Key issues to consider before getting VoIP | ACMA

Key issues to consider before getting VoIP

Emergency calls

Providers of two-way VoIP services, which would allow you to make and receive calls, must provide you with access to the emergency call service. Providers of one-way VoIP services that allow you to make calls only, are also obliged to provide you with access to the emergency call service unless they clearly inform you that such access is not available and you acknowledge this limitation. If it's important to you that you can make emergency calls from your VoIP service, check with your VoIP provider about access to emergency calls.

The quality of service provided over some broadband connections can be variable, which may impact on the ability of an emergency services operator to communicate clearly with the caller.
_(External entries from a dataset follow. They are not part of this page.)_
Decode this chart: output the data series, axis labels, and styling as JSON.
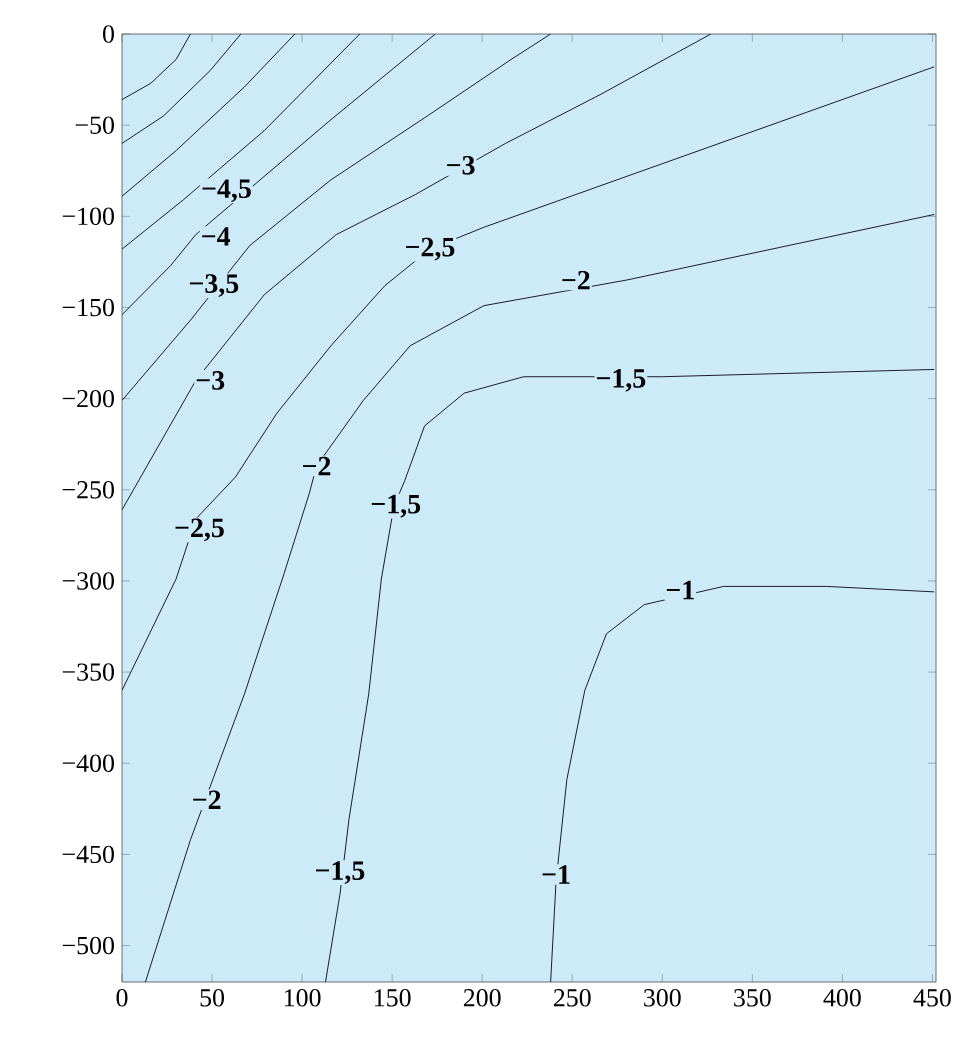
{
  "chart_data": {
    "type": "line",
    "marker": "none",
    "line_style": "solid",
    "xlim": [
      0,
      452
    ],
    "ylim": [
      -520,
      0
    ],
    "xticks": [
      0,
      50,
      100,
      150,
      200,
      250,
      300,
      350,
      400,
      450
    ],
    "yticks": [
      {
        "value": 0,
        "label": "0"
      },
      {
        "value": -50,
        "label": "−50"
      },
      {
        "value": -100,
        "label": "−100"
      },
      {
        "value": -150,
        "label": "−150"
      },
      {
        "value": -200,
        "label": "−200"
      },
      {
        "value": -250,
        "label": "−250"
      },
      {
        "value": -300,
        "label": "−300"
      },
      {
        "value": -350,
        "label": "−350"
      },
      {
        "value": -400,
        "label": "−400"
      },
      {
        "value": -450,
        "label": "−450"
      },
      {
        "value": -500,
        "label": "−500"
      }
    ],
    "series": [
      {
        "color": "#1a1a33",
        "x": [
          0,
          16,
          30,
          38
        ],
        "values": [
          -36,
          -27,
          -14,
          0
        ]
      },
      {
        "color": "#1a1a33",
        "x": [
          0,
          23,
          49,
          66
        ],
        "values": [
          -60,
          -45,
          -20,
          0
        ]
      },
      {
        "color": "#1a1a33",
        "x": [
          0,
          30,
          68,
          96
        ],
        "values": [
          -89,
          -64,
          -29,
          0
        ]
      },
      {
        "color": "#1a1a33",
        "x": [
          0,
          34,
          79,
          132
        ],
        "values": [
          -118,
          -91,
          -53,
          0
        ]
      },
      {
        "color": "#1a1a33",
        "x": [
          0,
          27,
          41,
          116,
          174
        ],
        "values": [
          -154,
          -127,
          -110,
          -47,
          0
        ]
      },
      {
        "color": "#1a1a33",
        "x": [
          0,
          38,
          71,
          116,
          171,
          216,
          238
        ],
        "values": [
          -201,
          -157,
          -116,
          -80,
          -44,
          -14,
          0
        ]
      },
      {
        "color": "#1a1a33",
        "x": [
          0,
          41,
          79,
          119,
          163,
          213,
          266,
          327
        ],
        "values": [
          -261,
          -190,
          -143,
          -110,
          -88,
          -60,
          -33,
          0
        ]
      },
      {
        "color": "#1a1a33",
        "x": [
          0,
          30,
          41,
          63,
          86,
          116,
          146,
          171,
          201,
          451
        ],
        "values": [
          -360,
          -299,
          -266,
          -243,
          -208,
          -171,
          -138,
          -118,
          -106,
          -18
        ]
      },
      {
        "color": "#1a1a33",
        "x": [
          13,
          38,
          47,
          68,
          90,
          104,
          108,
          134,
          160,
          201,
          280,
          451
        ],
        "values": [
          -520,
          -442,
          -418,
          -362,
          -296,
          -252,
          -237,
          -201,
          -171,
          -149,
          -135,
          -99
        ]
      },
      {
        "color": "#1a1a33",
        "x": [
          113,
          121,
          126,
          137,
          144,
          151,
          157,
          168,
          190,
          223,
          300,
          451
        ],
        "values": [
          -520,
          -472,
          -431,
          -362,
          -299,
          -259,
          -245,
          -215,
          -197,
          -188,
          -188,
          -184
        ]
      },
      {
        "color": "#1a1a33",
        "x": [
          238,
          241,
          247,
          257,
          269,
          290,
          310,
          334,
          391,
          451
        ],
        "values": [
          -520,
          -465,
          -409,
          -360,
          -329,
          -313,
          null,
          -303,
          -303,
          -306
        ]
      }
    ],
    "annotations": [
      {
        "text": "−4,5",
        "x": 58,
        "y": -86
      },
      {
        "text": "−4",
        "x": 52,
        "y": -111
      },
      {
        "text": "−3,5",
        "x": 51,
        "y": -138
      },
      {
        "text": "−3",
        "x": 49,
        "y": -190
      },
      {
        "text": "−2,5",
        "x": 43,
        "y": -272
      },
      {
        "text": "−2",
        "x": 47,
        "y": -420
      },
      {
        "text": "−1,5",
        "x": 121,
        "y": -460
      },
      {
        "text": "−1",
        "x": 241,
        "y": -461
      },
      {
        "text": "−3",
        "x": 188,
        "y": -72
      },
      {
        "text": "−2,5",
        "x": 171,
        "y": -118
      },
      {
        "text": "−2",
        "x": 252,
        "y": -135
      },
      {
        "text": "−1,5",
        "x": 277,
        "y": -190
      },
      {
        "text": "−1",
        "x": 310,
        "y": -305
      },
      {
        "text": "−2",
        "x": 108,
        "y": -237
      },
      {
        "text": "−1,5",
        "x": 152,
        "y": -259
      }
    ]
  }
}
Locating you in an emergency

It is important to note that, as with mobile phones, emergency services can have difficulty identifying the location of a call made over a VoIP service. This is because calls from many VoIP services are capable of being made from anywhere in the world where a broadband service is available, rather than being in a fixed location like the regular fixed home phone. As such, when a call is made to emergency services from a VoIP service, it is likely that the emergency services operator will ask you to provide specific location information.

It's also worth being aware that if your VoIP service doesn't give you a number for receiving calls from regular phone lines, emergency services also won't be able to call you back after you've made an emergency call, in the event they need further information.
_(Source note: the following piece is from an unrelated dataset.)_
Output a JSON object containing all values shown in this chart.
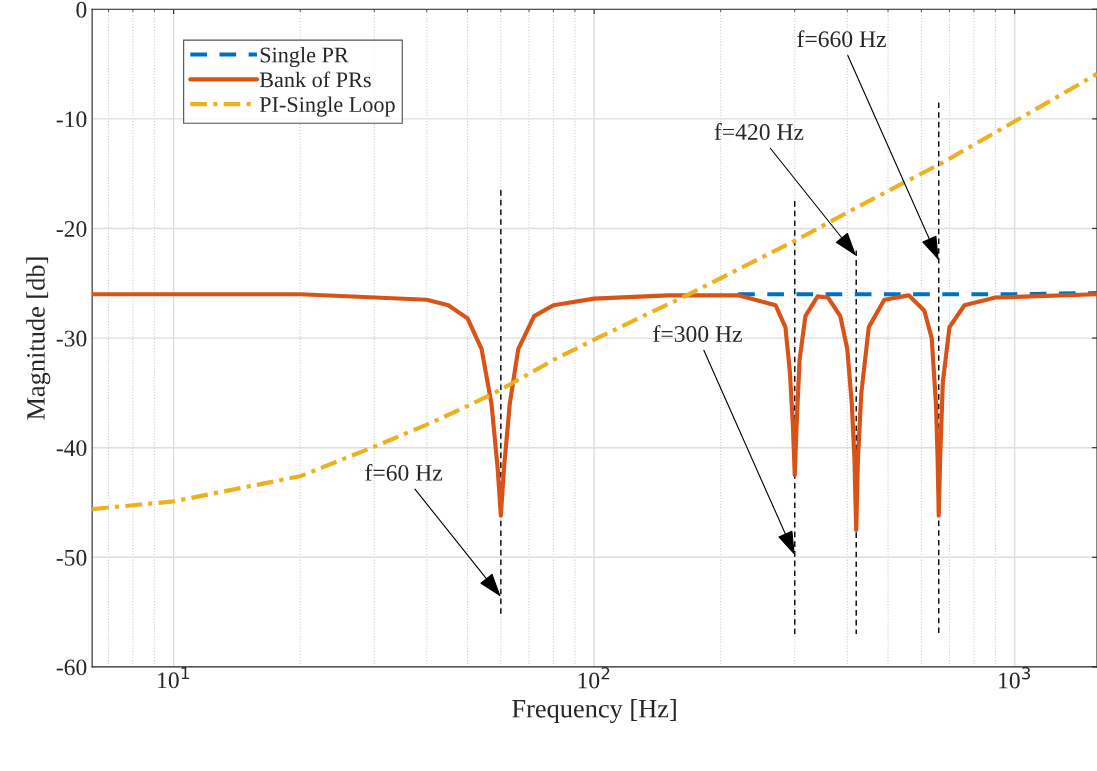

VoIP services are dependent on access to the internet, either through a computer or a broadband modem. If there is a power outage that affects the power supply to the computer or the broadband modem, the VoIP service will not be available. This includes calls to emergency services on 000 (or 106 for people with speech or hearing impairments that use a TTY or modem).

This situation is not unique to VoIP services. Mobile phones and cordless phones are also dependent on a power source, and households which rely on such phones as their primary means of making calls often have a regular, non-portable fixed line phone that can be plugged directly into a phone socket. These phones receive power direct from the phone network in the case of a blackout allowing ongoing availability of phone services, including calls to emergency services. A similar back-up arrangement is worth considering in the case of VoIP services.